Welcome to Thursday Trivia where we offer up a historical automotive trivia question and you try and solve it before seeing the answer after the jump. It’s like a history test, with cars! This week’s question: What auto maker bought the horse-drawn carriage that carried Abraham Lincoln to Ford’s Theatre? If you think you know the answer don’t wait four-score and seven years to make the jump and see if you are right.
Considering that the automobile wouldn’t be a fixture on the streets of America for another 30 years or so, it’s interesting that there are so many auto-related names involved in the horrible actions that took our 16th President’s life on April 14, 1965. Lincoln, Ford, Booth- all would one day become the names of both well and lessor-known auto makes during the next century. One name connected to that fateful night was also directly connected to an auto brand, just one that’s no longer with us today. From the Studebaker Museum:
Abraham Lincoln took this carriage to Fords Theater in Washington, D.C. on the evening of April 14, 1865, the night of his assassination.
The open barouche model carriage was built by Wood Brothers in 1864 and presented to Lincoln by a group of New York merchants shortly before the president’s second inauguration. The carriage is equipped with six springs and solid silver lamps, door handles and hubcaps.
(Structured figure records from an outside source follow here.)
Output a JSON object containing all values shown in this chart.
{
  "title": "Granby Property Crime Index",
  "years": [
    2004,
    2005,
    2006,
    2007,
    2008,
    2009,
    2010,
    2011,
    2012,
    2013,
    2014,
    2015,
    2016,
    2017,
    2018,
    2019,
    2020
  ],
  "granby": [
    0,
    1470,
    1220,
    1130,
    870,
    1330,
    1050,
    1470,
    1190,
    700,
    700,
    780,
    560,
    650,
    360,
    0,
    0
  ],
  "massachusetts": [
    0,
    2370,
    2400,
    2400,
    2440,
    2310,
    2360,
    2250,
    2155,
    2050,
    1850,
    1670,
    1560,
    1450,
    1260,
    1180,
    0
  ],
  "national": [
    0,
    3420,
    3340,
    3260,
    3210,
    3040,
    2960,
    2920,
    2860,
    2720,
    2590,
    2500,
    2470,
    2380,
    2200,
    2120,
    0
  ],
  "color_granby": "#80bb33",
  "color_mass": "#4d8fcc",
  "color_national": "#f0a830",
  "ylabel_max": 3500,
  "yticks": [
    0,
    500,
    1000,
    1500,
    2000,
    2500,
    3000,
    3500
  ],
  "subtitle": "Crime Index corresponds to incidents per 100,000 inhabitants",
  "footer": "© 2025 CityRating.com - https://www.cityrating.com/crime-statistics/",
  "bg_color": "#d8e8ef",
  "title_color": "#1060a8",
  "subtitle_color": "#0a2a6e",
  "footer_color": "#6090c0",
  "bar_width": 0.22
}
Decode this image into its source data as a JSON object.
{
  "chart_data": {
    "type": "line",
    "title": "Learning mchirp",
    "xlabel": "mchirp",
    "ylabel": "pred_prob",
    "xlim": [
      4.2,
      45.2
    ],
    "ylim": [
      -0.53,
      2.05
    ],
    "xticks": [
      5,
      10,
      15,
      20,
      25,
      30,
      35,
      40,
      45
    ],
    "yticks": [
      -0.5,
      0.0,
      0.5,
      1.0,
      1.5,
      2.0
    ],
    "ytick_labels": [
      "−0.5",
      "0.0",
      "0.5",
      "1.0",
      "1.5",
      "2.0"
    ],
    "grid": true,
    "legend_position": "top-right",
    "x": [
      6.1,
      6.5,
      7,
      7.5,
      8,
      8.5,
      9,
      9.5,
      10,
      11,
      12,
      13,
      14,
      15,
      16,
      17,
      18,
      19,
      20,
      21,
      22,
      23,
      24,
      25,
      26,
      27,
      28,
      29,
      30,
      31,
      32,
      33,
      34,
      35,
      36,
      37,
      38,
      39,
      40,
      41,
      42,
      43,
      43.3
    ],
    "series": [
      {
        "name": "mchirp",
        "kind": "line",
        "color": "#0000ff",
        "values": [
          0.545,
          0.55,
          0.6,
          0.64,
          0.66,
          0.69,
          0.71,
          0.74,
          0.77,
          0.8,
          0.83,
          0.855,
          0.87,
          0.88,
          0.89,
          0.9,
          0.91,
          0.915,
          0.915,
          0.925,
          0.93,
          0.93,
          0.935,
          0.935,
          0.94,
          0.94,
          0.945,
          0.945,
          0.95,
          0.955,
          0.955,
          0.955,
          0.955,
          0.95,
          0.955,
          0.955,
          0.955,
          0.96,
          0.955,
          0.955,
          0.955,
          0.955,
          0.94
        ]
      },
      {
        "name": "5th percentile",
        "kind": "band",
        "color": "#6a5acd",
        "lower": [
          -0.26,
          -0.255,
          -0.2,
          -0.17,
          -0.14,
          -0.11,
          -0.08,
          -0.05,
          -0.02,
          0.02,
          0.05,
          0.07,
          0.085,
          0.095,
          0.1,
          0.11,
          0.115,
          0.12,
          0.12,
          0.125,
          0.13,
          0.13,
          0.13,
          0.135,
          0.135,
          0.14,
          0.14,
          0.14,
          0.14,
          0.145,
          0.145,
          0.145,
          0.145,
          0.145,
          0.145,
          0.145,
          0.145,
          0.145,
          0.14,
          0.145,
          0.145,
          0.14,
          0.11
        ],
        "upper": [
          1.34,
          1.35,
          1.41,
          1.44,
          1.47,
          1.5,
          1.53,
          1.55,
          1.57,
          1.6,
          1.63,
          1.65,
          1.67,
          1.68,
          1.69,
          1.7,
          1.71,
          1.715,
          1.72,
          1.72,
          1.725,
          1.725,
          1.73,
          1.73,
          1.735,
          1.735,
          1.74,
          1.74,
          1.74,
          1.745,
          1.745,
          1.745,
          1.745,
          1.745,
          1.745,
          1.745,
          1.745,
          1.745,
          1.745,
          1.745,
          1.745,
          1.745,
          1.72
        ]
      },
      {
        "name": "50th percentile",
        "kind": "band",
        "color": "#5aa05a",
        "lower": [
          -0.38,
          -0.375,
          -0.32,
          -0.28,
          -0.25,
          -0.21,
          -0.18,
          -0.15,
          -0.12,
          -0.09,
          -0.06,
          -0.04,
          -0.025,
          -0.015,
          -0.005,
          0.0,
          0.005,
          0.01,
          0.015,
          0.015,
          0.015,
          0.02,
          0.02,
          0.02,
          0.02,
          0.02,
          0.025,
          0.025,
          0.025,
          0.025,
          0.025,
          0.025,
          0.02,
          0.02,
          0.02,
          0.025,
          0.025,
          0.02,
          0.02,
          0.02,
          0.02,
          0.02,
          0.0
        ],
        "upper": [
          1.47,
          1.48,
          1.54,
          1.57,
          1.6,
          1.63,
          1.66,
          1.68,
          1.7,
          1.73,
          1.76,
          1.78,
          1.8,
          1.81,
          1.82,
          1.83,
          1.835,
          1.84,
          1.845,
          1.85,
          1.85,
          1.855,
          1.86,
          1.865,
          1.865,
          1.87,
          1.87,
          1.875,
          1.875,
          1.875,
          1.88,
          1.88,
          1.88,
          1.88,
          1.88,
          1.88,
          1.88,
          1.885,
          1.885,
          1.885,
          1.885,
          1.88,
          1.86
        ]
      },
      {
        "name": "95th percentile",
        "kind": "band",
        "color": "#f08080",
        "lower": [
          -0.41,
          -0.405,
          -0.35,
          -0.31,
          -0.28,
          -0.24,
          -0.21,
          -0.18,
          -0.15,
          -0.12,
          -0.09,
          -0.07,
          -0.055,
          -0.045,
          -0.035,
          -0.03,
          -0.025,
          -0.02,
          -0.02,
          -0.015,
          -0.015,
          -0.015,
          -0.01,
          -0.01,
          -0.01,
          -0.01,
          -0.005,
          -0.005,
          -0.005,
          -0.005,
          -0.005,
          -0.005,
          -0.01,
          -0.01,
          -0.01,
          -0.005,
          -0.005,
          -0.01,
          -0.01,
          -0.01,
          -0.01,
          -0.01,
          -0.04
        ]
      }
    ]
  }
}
The steps are connected to the doors so that they lower and rise as the doors open and close.
The Studebaker brothers had a great appreciation for the United States and its history. When given the chance to purchase the Lincoln Carriage in 1889, Clement Studebaker moved quickly. Mr. Studebaker bought the vehicle from F. B. Brewer of New York, who had acquired it from Robert Lincoln, the president’s son. The younger Lincoln had sold the carriage shortly after his fathers murder. Studebaker shipped the carriage to Chicago and in August 1890 put it on exhibition on the second floor of the Studebaker Michigan Avenue Repository.
The Lincoln Carriage was one of the first items entered into the Studebaker Corporations historic vehicles collection. Today it is one of the most treasured pieces in The Studebaker National Museum.
The Studebaker Brothers Manufacturing Company, later Studebaker, was well known as well in the 19th Century for the wagons the company built that served the great westward migration. The company’s first automobile, an electric car, was produced in their South Bend Indiana factory in 1897. Production of the Studebaker Electric would begin in earnest after the turn of the century. Their first gasoline-powered vehicle was the Studebaker-Garford automobile of 1904, a car that used the Studebaker chassis and a Garford two-cylinder engine.